Dokter Ritter sterft uiteindelijk (naar alle waarschijnlijkheid) aan het eten van bedorven vlees, waarbij ook de mogelijkheid niet moet worden uitgesloten dat hij bewust is vergiftigd door Dore, die zich hoe langer hoe meer probeert te ontworstelen aan zijn invloed. Zij keert daarna terug naar Duitsland, nadat ze in Ecuador aan een grondig verhoor is onderworpen.
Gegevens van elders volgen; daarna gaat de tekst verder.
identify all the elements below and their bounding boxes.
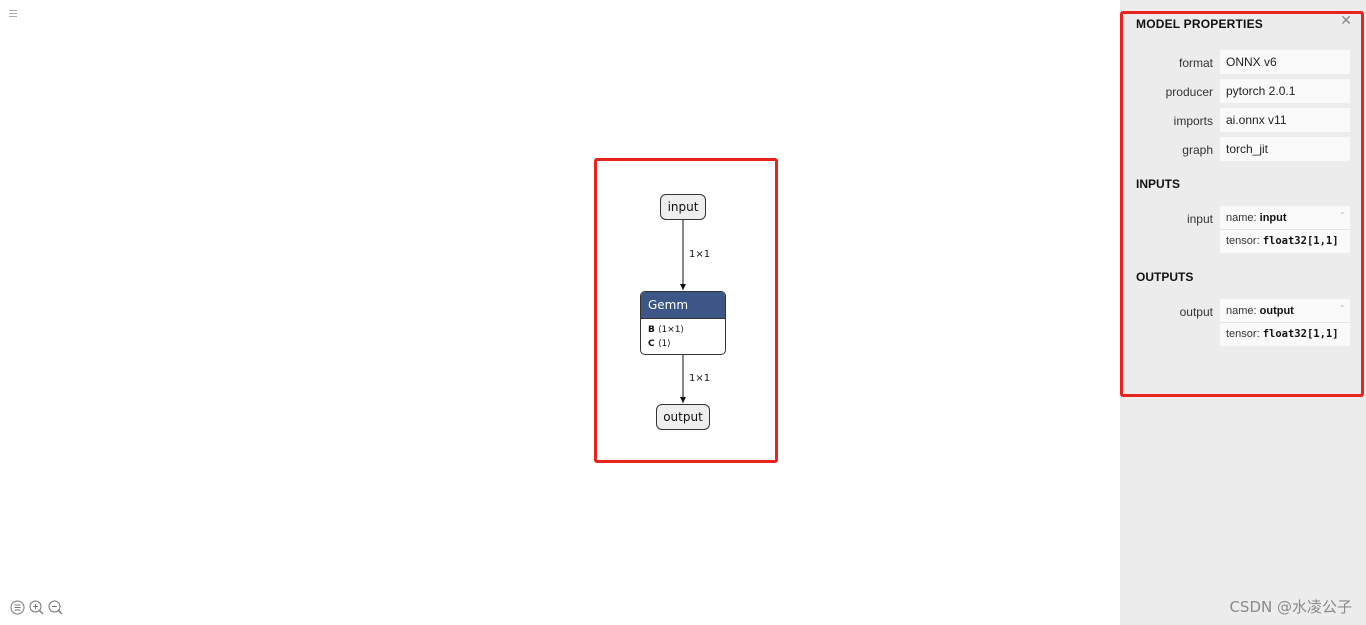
- zoom-out-icon[interactable]: [48, 600, 63, 615]
- graph-toolbar: [10, 600, 63, 615]
- graph-canvas: input 1×1 Gemm B ⟨1×1⟩ C ⟨1⟩ 1×1 output: [0, 0, 1120, 625]
- expand-toggle[interactable]: -: [1341, 301, 1344, 312]
- list-icon[interactable]: [10, 600, 25, 615]
- input-name: name: input: [1226, 212, 1287, 224]
- property-value: ONNX v6: [1220, 50, 1350, 74]
- property-value: ai.onnx v11: [1220, 108, 1350, 132]
- property-name: graph: [1182, 143, 1213, 157]
- expand-toggle[interactable]: -: [1341, 208, 1344, 219]
- input-label: input: [1186, 212, 1213, 226]
- property-name: imports: [1173, 114, 1213, 128]
- property-row-producer: producer pytorch 2.0.1: [1120, 79, 1366, 103]
- input-node[interactable]: input: [660, 194, 706, 220]
- edge-in-label: 1×1: [689, 249, 711, 260]
- property-value: torch_jit: [1220, 137, 1350, 161]
- gemm-node-title: Gemm: [641, 292, 725, 319]
- output-name: name: output: [1226, 305, 1294, 317]
- property-name: format: [1178, 56, 1213, 70]
- output-details[interactable]: name: output - tensor: float32[1,1]: [1220, 299, 1350, 346]
- gemm-attr-b: B ⟨1×1⟩: [648, 325, 685, 335]
- output-row: output name: output - tensor: float32[1,…: [1120, 299, 1366, 346]
- input-tensor: tensor: float32[1,1]: [1226, 235, 1339, 247]
- gemm-node[interactable]: Gemm B ⟨1×1⟩ C ⟨1⟩: [640, 291, 726, 355]
- property-row-graph: graph torch_jit: [1120, 137, 1366, 161]
- output-label: output: [1179, 305, 1213, 319]
- close-icon[interactable]: ✕: [1340, 13, 1352, 29]
- edge-out-label: 1×1: [689, 373, 711, 384]
- gemm-attr-c: C ⟨1⟩: [648, 339, 671, 349]
- property-row-imports: imports ai.onnx v11: [1120, 108, 1366, 132]
- output-tensor: tensor: float32[1,1]: [1226, 328, 1339, 340]
- graph-edges: [680, 219, 686, 403]
- watermark: CSDN @水凌公子: [1229, 598, 1352, 616]
- output-node[interactable]: output: [656, 404, 710, 430]
- input-details[interactable]: name: input - tensor: float32[1,1]: [1220, 206, 1350, 253]
- sidebar-title: MODEL PROPERTIES: [1136, 17, 1263, 31]
- input-row: input name: input - tensor: float32[1,1]: [1120, 206, 1366, 253]
- property-name: producer: [1165, 85, 1213, 99]
- model-properties-sidebar: MODEL PROPERTIES ✕ format ONNX v6 produc…: [1120, 0, 1366, 625]
- inputs-section-title: INPUTS: [1136, 177, 1181, 191]
- zoom-in-icon[interactable]: [29, 600, 44, 615]
- property-row-format: format ONNX v6: [1120, 50, 1366, 74]
- property-value: pytorch 2.0.1: [1220, 79, 1350, 103]
- outputs-section-title: OUTPUTS: [1136, 270, 1194, 284]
De enigen die iets van hun idealen kunnen waarmaken, zijn de Wittmers, die op het eiland blijven wonen. Zij krijgen later nog een dochter die nu, samen met één van haar dochters, een hotel op het inmiddels meer toeristische eiland runt.
Kahler vertelt het verhaal met veel oog voor detail, aan de hand van officiële documenten en dagboeken, waarbij hij benadrukt dat geen enkele dialoog of gebeurtenis is verzonnen. Al met al is het een intrigerende inkijk in een wereld die paradijselijk lijkt, maar die beheerst wordt door wantrouwen en ruzie.